Zijn vergelijking van het liberaal-democratische heden met de gruwelen uit de nazitijd is in historisch opzicht aanvechtbaar, gaf Agamben in 2003 toe, maar het gaat hem dan ook niet om geschiedschrijving. Dergelijke krasse vergelijkingen vallen volgens Agamben binnen de speelruimte van de filosofische stellingname. Bovendien, draaide Agamben de kritiek om, hoe kan je iets zinnigs over kampen zeggen door Schmitt en Heidegger erbuiten te laten? In het eerste deel van Homo Sacer waarschuwde hij: ‘(…) met een vijand waarvan de structuur onbekend blijft zal men zich vroeg of laat identificeren.’
Vingerafdrukken
In 2003 werd Agamben uitgenodigd voor een gasthoogleraarschap aan New York University. Hij bedankte voor de eer. De filosoof was niet van plan om zijn vingerafdrukken af te staan, zoals dat na 11 september 2001 voor reizigers verplicht was gesteld door de regering van George W. Bush. De Amerikaanse onderwijsraad zag Agambens besluit als exemplarisch voor de groeiende ‘anti-Amerikaanse paranoia’ in de Europese academische wereld.
Agamben motiveerde zijn protestactie in een opiniestuk: ‘Het biopolitiek tatoeëren dat de Verenigde Staten ons nu oplegt om toegelaten te worden tot hun territorium kon wel eens een voorbode zijn van wat wij later verlangd worden te accepteren als de normale identiteitsregistratie van een goed burger in de machinaties van de Staat.’ In dit licht zijn ook Agambens recente corona-observaties te bezien. Maakte de Amerikaanse Patriot Act iedere burger tot potentiële terrorist, het gevaar bestaat dat iedere burger onder de coronanoodwetten als potentiële virusverspreider wordt beschouwd. Als iemand die via biometrische tests moet aantonen ‘goed volk’ te zijn.
Agamben is inmiddels een filosoof in ruste, voor zover zoiets bestaat. Op meer dan een incidenteel kort essay hoeven we van hem niet meer te rekenen. Na negen delen heeft hij zijn Homo sacer-reeks ‘verlaten’, lichtte hij toe.
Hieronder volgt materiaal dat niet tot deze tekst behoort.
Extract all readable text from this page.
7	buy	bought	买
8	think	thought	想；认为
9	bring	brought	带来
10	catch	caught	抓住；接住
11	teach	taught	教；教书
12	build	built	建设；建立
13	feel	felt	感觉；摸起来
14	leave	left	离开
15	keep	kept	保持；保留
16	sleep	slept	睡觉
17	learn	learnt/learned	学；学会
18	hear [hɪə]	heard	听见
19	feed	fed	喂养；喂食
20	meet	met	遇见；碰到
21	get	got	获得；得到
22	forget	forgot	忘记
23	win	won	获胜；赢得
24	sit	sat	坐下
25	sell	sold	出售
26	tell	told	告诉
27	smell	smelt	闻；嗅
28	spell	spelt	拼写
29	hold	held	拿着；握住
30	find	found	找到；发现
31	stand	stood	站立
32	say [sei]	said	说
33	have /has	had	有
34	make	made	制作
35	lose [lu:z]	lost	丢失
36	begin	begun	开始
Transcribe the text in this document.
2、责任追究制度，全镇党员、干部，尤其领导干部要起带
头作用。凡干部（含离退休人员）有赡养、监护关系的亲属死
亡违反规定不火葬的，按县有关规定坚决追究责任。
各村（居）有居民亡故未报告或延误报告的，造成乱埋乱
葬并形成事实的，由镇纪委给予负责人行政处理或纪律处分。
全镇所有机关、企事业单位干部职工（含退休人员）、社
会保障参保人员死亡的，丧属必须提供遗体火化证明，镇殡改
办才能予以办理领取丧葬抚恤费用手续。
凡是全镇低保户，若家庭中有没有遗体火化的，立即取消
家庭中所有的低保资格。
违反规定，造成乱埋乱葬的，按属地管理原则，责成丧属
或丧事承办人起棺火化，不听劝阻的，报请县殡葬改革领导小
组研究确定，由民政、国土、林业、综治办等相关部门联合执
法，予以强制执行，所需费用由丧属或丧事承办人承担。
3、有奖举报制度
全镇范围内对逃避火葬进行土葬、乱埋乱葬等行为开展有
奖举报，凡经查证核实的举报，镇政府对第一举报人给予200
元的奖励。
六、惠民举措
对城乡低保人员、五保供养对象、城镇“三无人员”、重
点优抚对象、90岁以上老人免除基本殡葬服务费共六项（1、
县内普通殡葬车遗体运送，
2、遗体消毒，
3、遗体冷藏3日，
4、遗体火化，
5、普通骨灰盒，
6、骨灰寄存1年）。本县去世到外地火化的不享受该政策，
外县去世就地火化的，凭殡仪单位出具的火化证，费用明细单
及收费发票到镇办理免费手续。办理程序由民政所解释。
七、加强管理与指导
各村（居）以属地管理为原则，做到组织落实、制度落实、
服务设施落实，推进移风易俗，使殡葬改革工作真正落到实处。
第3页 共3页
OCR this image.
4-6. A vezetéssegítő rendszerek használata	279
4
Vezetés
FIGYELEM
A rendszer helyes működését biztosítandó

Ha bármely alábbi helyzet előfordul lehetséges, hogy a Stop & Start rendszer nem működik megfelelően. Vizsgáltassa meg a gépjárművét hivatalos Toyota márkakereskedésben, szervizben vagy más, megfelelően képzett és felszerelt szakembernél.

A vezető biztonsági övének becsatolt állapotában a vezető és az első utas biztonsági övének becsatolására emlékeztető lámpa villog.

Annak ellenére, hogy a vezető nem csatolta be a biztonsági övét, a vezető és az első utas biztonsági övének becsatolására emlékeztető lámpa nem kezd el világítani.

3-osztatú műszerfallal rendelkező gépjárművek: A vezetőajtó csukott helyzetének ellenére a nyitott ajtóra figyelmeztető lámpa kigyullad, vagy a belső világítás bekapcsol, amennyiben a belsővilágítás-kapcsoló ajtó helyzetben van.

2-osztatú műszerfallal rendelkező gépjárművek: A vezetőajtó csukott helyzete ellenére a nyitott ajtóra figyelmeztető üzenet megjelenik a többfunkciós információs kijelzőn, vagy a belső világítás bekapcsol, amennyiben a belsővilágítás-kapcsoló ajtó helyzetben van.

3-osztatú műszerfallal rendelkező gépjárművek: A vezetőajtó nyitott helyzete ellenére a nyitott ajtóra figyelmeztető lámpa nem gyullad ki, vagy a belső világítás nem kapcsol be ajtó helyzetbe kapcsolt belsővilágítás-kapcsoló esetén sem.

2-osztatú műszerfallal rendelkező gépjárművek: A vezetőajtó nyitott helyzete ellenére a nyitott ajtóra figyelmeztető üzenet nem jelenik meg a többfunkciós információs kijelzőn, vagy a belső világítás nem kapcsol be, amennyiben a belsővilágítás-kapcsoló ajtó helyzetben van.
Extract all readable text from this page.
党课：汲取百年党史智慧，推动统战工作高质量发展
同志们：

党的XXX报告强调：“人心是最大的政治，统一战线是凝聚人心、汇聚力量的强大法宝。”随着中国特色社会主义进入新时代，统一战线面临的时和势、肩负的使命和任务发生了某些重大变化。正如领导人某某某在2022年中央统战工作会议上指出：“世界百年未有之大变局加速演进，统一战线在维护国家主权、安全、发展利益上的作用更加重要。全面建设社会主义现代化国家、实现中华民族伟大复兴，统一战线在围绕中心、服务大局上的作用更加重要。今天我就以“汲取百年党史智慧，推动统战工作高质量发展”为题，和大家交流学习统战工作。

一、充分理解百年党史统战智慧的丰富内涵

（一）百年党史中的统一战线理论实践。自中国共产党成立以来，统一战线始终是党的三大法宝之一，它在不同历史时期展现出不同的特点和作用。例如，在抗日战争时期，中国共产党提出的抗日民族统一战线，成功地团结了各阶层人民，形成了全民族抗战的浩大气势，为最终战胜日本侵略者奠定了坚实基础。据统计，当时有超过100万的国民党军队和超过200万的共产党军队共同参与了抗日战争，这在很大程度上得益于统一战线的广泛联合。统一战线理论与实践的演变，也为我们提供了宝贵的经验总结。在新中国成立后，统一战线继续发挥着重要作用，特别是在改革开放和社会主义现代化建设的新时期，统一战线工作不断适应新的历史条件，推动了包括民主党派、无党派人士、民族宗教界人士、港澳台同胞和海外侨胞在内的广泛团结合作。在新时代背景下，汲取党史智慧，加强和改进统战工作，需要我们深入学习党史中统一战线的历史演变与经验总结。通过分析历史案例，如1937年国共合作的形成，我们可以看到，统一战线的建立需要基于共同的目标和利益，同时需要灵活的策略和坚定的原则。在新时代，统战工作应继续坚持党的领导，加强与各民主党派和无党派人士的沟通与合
Agamben vergeleek zichzelf met de Zwitserse schilder Alberto Giacometti: ‘Zijn schilderijen zijn onvoltooid; hun potentieel raakt nooit uitgeput.’ Misschien daagt de filosoof zijn leerlingen hiermee uit om hem op zijn blinde vlekken te wijzen. Agambens weigering om een definitieve punt achter zijn oeuvre te zetten is ook een uitnodiging aan volgende generaties om zijn denken over biopolitiek opnieuw vruchtbaar te maken. En daarvoor zijn er, alleen al in de Homo sacer-boeken, genoeg aanknopingspunten.